Nels looked up into the man's face, a long look. Then he pressed his head close, under Skag's hand.
Spotted deer ran in small groups; they came into sight and passed out quickly. More swift and more beautiful, were slender deer with single horns, twisted spirally; sometimes very long. Skag thrilled to their pride of action; but Nels seemed in no wise interested.
There was another kind of deer seen at some distance; the bucks were full-antlered and from where Skag stood, they looked light grey colour. Rabbits scuttled in and out of sight constantly, all over the landscape.

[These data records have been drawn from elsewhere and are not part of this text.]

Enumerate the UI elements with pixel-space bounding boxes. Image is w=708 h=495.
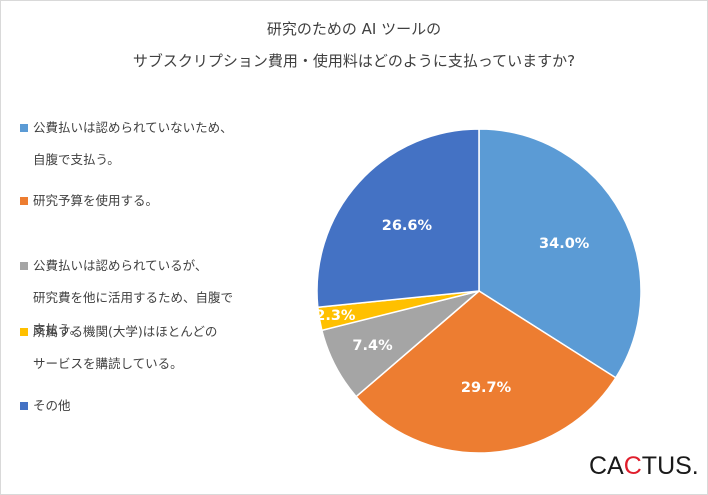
legend-label-2-line-1: 研究予算を使用する。 xyxy=(33,193,159,208)
slice-5-value-label: 26.6% xyxy=(382,218,433,234)
slice-4-value-label: 2.3% xyxy=(315,308,356,324)
legend-item-2: 研究予算を使用する。 xyxy=(20,190,158,212)
slice-3-value-label: 7.4% xyxy=(352,338,393,354)
legend-swatch-4 xyxy=(20,328,28,336)
pie-slice-1 xyxy=(478,128,642,379)
legend-item-3: 公費払いは認められているが、研究費を他に活用するため、自腹で 支払う。 xyxy=(20,255,233,341)
cactus-logo: CACTUS. xyxy=(589,452,699,481)
pie-slice-5 xyxy=(316,128,480,309)
slice-2-value-label: 29.7% xyxy=(461,380,512,396)
legend-swatch-3 xyxy=(20,262,28,270)
legend-swatch-5 xyxy=(20,402,28,410)
chart-title-line-2: サブスクリプション費用・使用料はどのように支払っていますか? xyxy=(132,52,576,70)
pie-slice-2 xyxy=(355,290,617,454)
legend-label-3-line-2: 研究費を他に活用するため、自腹で xyxy=(33,290,234,305)
legend-swatch-1 xyxy=(20,124,28,132)
legend-label-1-line-1: 公費払いは認められていないため、 xyxy=(33,120,233,135)
chart-title-line-1: 研究のための AI ツールの xyxy=(266,20,442,38)
legend-item-4: 所属する機関(大学)はほとんどの サービスを購読している。 xyxy=(20,321,217,375)
logo-text-accent: C xyxy=(623,452,642,480)
legend-label-4-line-1: 所属する機関(大学)はほとんどの xyxy=(33,324,218,339)
legend-swatch-2 xyxy=(20,197,28,205)
legend-item-5: その他 xyxy=(20,395,71,417)
legend-label-4-line-2: サービスを購読している。 xyxy=(33,356,183,371)
legend-label-1-line-2: 自腹で支払う。 xyxy=(33,152,120,167)
slice-1-value-label: 34.0% xyxy=(539,236,590,252)
legend-label-3-line-3: 支払う。 xyxy=(33,322,83,337)
legend-item-1: 公費払いは認められていないため、 自腹で支払う。 xyxy=(20,117,233,171)
legend-label-3-line-1: 公費払いは認められているが、 xyxy=(33,258,208,273)
logo-text-prefix: CA xyxy=(589,452,624,480)
legend-label-5-line-1: その他 xyxy=(33,398,71,413)
logo-text-suffix: TUS. xyxy=(641,452,699,480)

Between the parallel lines of seven spotted deer on one side and a small herd of grey deer on the other, he saw a great, low-leaping beast; plainly yellow with black stripes—one tiger the sportsmen had not bagged.
Evidently some mighty thing had transcended enmity and annihilated fear—for one day.

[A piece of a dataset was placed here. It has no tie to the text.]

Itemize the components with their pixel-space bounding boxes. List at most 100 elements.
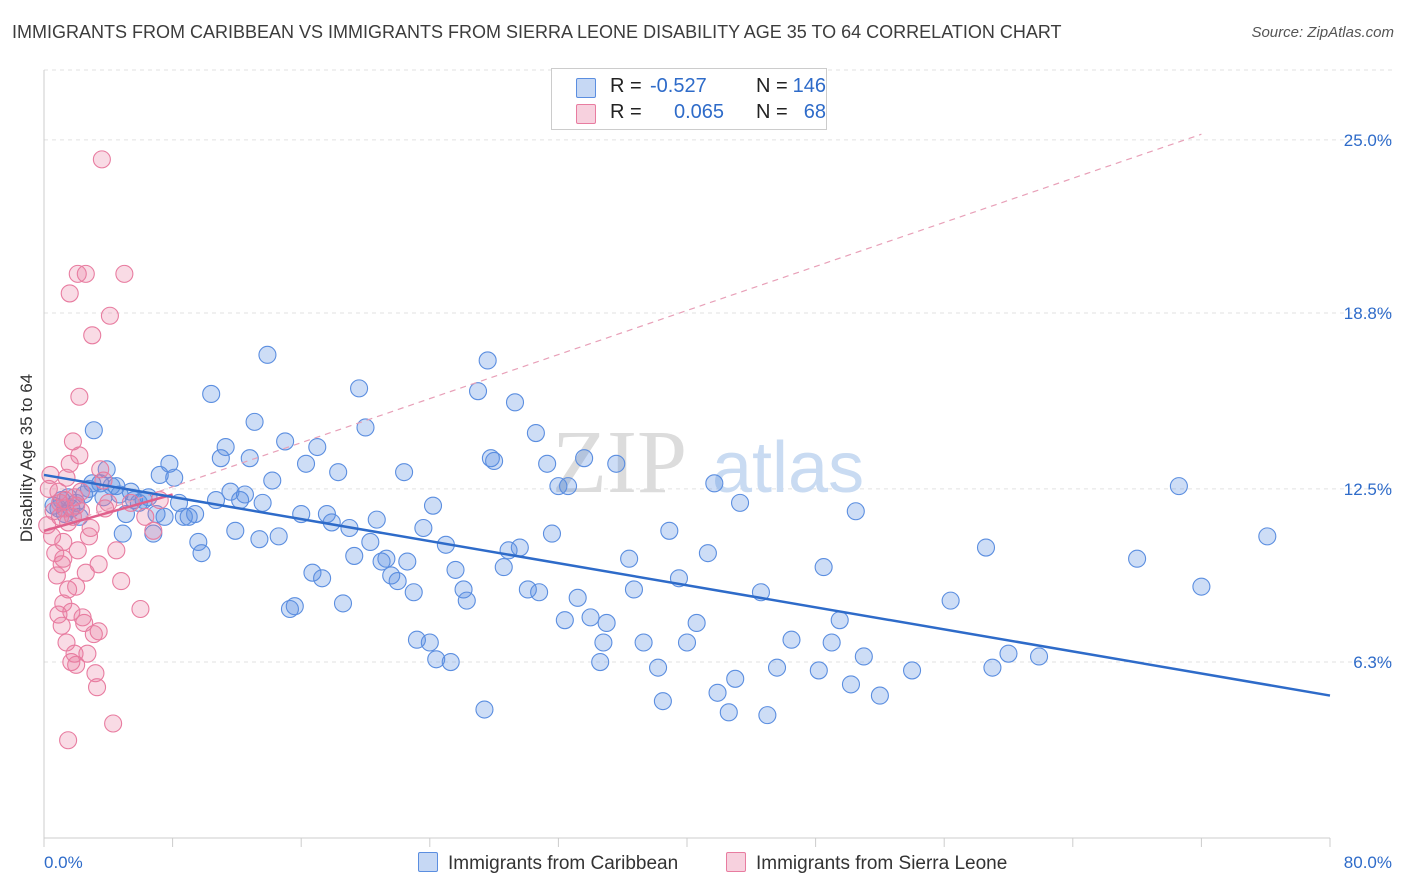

Little things held his eye one while. Creatures like monster rats—they were really mongooses—racing for their lives. Lizards from two to eighteen inches long; and he saw one with rainbow colours in his skin, mostly red. He learned afterward it was a great-chameleon; and angry. He saw one small scaled thing, rather like a crocodile in shape, but with a sharp-pointed nose; it waddled by, near enough to show two little black beads in its face.
When Skag lifted his eyes the earth seemed to have given up a score of packs of jackals. Their action was not like the wolf nor like the dog; it was a short, high leap—giving to a running pack the effect of bobbing. They were more perfect wolves than the American coyote, but smaller; and they looked to have much fuller coats. Searching the location of these groups of bobbing runners, his eye lifted toward the southeast.
. . . The grey knife-blade had cut away half the world. It lay straight across the earth, midway between his feet and where the horizon line should curve. Without any look of motion, without any shine or sheen, smooth as a wall of dull-polished granite, it rose to beyond sight in the sky—the utterly true line of its base upon the ground.